Diese Geschichten werden erzählt, als Rollenspiele nachgespielt oder mit Hilfe von Püppchen veranschaulicht. Dabei ist es nicht unser Anliegen, die Kinder moralisch zu belehren, sondern sie haben Gelegenheit ihre eigenen Wahrnehmungen und Gedanken zu dem Gehörten zu äußern. Es kommt uns auch nicht darauf an, die Kinder mit möglichst vielen biblischen Geschichten bekannt zu machen, vielmehr sollen sie „Ihren Nerv“ treffen. Auf diese Weise entstehen Anlässe für theologische Gespräche mit Kindern.

Gebete haben im Alltag ebenso ihren Platz, wie geistliche Lieder und das Feiern der Feste im Laufe eines Kirchenjahres.

Eine besonders beliebte Tradition ist die Krippenstunde in der Adventszeit.
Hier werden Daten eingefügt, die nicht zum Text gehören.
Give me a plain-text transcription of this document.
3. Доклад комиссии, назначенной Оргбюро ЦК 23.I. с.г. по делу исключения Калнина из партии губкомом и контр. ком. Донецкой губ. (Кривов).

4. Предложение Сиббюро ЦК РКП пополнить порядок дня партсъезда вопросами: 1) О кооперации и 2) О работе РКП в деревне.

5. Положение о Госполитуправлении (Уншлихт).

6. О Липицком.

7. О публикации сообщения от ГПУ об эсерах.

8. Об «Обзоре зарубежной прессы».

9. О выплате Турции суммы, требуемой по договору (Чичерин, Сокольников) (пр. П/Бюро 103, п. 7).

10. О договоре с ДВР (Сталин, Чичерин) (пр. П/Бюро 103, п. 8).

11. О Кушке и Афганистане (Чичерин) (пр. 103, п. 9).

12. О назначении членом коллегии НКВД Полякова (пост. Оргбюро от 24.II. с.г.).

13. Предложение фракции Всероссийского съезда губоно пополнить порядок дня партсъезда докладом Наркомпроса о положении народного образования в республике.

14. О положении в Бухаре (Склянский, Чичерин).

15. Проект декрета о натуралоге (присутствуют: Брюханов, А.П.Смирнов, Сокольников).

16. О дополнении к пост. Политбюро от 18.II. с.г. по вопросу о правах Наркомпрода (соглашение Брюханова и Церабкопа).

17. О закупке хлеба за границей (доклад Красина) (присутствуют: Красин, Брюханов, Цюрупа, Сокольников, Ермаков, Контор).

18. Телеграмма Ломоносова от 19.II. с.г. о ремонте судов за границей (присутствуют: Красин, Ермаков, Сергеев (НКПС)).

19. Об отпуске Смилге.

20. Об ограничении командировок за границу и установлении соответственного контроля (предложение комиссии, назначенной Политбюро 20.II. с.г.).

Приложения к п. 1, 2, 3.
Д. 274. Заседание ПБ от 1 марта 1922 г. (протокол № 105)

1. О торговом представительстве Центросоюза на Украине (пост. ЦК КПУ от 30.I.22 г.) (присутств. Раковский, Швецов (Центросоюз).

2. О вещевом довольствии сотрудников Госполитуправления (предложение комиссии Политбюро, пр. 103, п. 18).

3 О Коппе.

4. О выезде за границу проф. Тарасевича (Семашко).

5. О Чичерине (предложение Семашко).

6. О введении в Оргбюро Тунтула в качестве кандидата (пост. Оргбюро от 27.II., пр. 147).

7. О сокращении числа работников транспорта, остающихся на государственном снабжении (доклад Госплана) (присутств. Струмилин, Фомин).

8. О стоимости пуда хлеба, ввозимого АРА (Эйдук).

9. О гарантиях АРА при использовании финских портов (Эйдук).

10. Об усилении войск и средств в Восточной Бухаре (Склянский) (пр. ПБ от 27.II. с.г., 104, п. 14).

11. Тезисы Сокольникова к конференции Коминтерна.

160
An unserer großen Krippenlandschaft versammeln wir uns jeden Morgen, um gemeinsam zu singen, zu erzählen und miteinander zu reden. Diese bewusste Auszeit in einer manchmal hektischen Zeit ist bei allen gleichermaßen beliebt. Auch Eltern sind hier herzlich willkommen.

Unsere Kindertageseinrichtung ist mit dem Leben der evangelischen Kirchengemeinde verbunden.

Ca. 3x im Jahr feiern wir einen Gottesdienst mit unserem Gemeindepfarrer. So vermitteln wir Informationen über Kirche und Christentum. Auch beim Gemeindefest der evangelischen Kirchengemeinde und bei verschiedenen Gottesdiensten ist unser Kindergarten beteiligt.

Grundsatz 8 (8.2.2.) des Situationsansatzes fordert: „Erzieherinnen machen sich selbst und Kinder mit Traditionen und Religionen bekannt, die überdauernde Wertevorstellungen transportieren und geben Kinder Gelegenheit, Elemente aus diesen Traditionen und Religionen zu erleben und sich damit auseinander zu setzen.“

Auch im HBEP ist „Religiosität und Werteorientierung“ ein Schwerpunkt.

Wir möchten Kindern grundlegende Zielvorstellungen und Orientierungsleitlinien für menschliches Handeln und soziales Zusammenleben vermitteln.